O medicamento foi indicado para casos moderados e graves. Não há indicação para casos leves. Para os casos graves, o composto deve ser combinado com medicamento inibidor de colinesterase, substância que inibe a ação de enzimas que destroem a acetilcolina, neurotransmissor atuante na memória. Já nos casos leves, a memantina pode ser usada isoladamente.

A recomendação da incorporação no SUS foi feita por comissão de avaliação em julho desse ano. O relatório concluiu que “apesar do tamanho do efeito ser pequeno, ele é significativo e influencia favoravelmente a qualidade de vida dos doentes e cuidadores”, diz.

O Alzheimer é uma doença neurodegenerativa que acomete 33% dos indivíduos com mais de 85 anos e compromete de mais de 35 milhões de pessoas no mundo. A condição leva ao declínio de habilidades cognitivas, como a memória e orientação no tempo e no espaço. Há também mudanças na personalidade e no comportamento, bem como prejuízos na habilidade de realizar funções diárias.

Plasma de sangue

Uma tentativa para combater o Alzheimer foi feita por pesquisadores da Faculdade de Medicina da Universidade Stanford, nos Estados Unidos. Em um ensaio clínico, ainda em fase inicial, eles realizaram infusões de sangue de doadores jovens em pessoas mais velhas com Alzheimer, apresentando níveis de leve a moderado. Após o procedimento, os pacientes que receberam a doação sanguínea tiveram melhoras em suas condições.

Os resultados foram divulgados no último dia (04), na 10ª Conferência Anual de Ensaios Clínicos sobre Doença de Alzheimer, em Boston, um dos maiores eventos mundiais na área, e estão na página da Universidade Stanford. As conclusões foram defendidas por Sharon Sha, principal pesquisadora e professora de ciências neurológicas da instituição.

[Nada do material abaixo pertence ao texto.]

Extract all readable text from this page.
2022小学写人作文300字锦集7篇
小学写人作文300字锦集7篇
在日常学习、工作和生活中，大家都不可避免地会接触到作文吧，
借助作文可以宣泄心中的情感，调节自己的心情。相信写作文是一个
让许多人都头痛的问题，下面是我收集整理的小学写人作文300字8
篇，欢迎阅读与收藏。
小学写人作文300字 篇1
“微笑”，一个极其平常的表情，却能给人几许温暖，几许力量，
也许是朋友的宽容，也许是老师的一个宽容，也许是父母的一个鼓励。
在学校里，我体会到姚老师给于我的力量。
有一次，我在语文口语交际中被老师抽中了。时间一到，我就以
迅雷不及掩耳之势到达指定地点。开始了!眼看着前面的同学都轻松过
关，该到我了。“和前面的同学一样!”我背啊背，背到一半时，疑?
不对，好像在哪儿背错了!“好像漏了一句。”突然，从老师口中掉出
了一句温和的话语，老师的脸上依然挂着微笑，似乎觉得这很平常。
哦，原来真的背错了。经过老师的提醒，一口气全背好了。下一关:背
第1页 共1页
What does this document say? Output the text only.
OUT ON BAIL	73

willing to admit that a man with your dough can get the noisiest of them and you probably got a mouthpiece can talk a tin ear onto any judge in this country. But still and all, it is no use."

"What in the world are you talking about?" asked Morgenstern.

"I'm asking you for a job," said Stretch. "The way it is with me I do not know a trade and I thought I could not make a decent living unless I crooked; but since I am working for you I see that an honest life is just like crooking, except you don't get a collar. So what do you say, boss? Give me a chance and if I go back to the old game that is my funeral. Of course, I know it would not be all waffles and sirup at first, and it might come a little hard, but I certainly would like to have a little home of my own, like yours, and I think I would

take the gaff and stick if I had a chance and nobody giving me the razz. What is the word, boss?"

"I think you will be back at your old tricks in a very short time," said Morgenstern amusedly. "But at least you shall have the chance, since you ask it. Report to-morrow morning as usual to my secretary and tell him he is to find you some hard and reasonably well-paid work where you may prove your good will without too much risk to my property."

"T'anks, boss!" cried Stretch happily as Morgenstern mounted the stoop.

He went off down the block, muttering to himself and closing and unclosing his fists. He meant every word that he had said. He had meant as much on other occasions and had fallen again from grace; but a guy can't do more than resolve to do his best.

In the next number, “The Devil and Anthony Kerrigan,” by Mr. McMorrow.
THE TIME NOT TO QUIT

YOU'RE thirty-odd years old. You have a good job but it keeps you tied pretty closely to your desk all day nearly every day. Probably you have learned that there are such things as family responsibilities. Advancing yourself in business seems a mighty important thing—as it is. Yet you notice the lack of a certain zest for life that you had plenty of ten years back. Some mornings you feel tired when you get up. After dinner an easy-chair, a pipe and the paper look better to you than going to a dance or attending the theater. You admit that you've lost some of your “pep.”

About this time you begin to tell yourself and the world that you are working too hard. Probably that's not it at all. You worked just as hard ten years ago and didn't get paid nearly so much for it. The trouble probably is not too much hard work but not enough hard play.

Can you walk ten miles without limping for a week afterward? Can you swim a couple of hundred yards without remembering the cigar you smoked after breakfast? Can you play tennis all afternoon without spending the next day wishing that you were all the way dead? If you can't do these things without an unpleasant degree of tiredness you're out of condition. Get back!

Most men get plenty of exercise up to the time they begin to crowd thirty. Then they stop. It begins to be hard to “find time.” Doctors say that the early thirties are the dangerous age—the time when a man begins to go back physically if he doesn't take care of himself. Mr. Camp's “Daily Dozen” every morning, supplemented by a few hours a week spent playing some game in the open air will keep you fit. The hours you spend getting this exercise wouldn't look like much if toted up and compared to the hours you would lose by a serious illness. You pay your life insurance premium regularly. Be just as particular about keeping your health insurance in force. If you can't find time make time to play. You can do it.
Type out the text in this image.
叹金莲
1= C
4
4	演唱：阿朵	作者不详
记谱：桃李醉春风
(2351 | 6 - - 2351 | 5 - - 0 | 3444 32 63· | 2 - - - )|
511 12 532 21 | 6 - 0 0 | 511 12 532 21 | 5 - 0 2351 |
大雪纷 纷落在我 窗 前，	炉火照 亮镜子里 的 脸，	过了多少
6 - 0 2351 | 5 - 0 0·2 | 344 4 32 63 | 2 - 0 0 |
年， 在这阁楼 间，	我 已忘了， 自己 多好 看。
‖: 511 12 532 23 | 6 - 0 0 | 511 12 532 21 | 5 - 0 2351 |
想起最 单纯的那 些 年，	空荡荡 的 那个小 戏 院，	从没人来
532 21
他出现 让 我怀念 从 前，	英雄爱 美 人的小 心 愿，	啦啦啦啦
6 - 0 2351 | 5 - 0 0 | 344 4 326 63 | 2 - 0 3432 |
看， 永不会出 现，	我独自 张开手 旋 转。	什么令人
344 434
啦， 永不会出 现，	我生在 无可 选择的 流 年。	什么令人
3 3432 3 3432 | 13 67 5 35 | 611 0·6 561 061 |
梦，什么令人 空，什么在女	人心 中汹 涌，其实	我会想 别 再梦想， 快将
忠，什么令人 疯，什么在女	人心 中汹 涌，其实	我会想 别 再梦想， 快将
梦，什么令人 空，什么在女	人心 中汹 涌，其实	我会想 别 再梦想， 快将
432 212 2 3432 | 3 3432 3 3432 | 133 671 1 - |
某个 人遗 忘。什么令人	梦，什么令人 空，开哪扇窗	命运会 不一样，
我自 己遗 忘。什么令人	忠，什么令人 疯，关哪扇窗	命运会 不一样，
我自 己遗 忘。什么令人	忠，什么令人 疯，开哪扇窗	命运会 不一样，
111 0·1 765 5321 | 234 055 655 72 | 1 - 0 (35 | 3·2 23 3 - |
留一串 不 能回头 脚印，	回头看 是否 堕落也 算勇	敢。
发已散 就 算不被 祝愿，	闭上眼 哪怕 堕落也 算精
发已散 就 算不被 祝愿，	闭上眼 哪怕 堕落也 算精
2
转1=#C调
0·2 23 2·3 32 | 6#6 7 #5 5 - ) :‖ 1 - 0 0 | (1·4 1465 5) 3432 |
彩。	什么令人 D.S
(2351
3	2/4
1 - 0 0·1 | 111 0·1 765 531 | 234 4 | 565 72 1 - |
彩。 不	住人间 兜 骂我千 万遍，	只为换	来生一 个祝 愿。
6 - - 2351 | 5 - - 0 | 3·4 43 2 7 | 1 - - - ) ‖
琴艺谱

Apesar dos resultados positivos, a princípio, Sharon Sha advertiu que estudos adicionais sobre um número maior de participantes serão necessários antes que conclusões sobre possíveis eficácias possam ser apontadas, diz no site da Universidade de Stanford.

Metodologia

A experiência foi feita com 18 pessoas, entre 56 e 84 anos, e teve duas etapas. Na primeira fase, nove participantes com doença de Alzheimer de leve a moderada receberam quatro infusões semanais do plasma (parte líquida do sangue, sem células) obtido a partir de doadores com idades entre 18 e 30 anos. Os outros receberam placebo (solução salina).

Após um intervalo de seis semanas, os regimes foram invertidos: aqueles que receberam plasma inicialmente, tiveram quatro infusões semanais de placebo, e vice-versa. Nem os participantes, nem os que administraram as infusões sabiam qual das duas era fornecida.

Diversos testes e questionários, a fim de verificar o humor, a cognição e a capacidade funcional dos participantes, foram dados a eles e aos cuidadores antes e depois dos dois períodos de infusões. As respostas foram analisadas pelos pesquisadores, que observaram indícios sobre a melhora dos pacientes em testes de capacidade funcional na realização de tarefas básicas na vida diária independente, como se lembrar de tomar medicamentos, pagar contas e preparar as refeições.

A pesquisa teve como base outro estudo, de Tony Wyss-Coray, PhD, professor de ciências neurológicas de Stanford, cuja conclusão mostrou que fatores no sangue de ratos jovens podem rejuvenescer o tecido cerebral e melhorar o desempenho cognitivo em ratos idosos.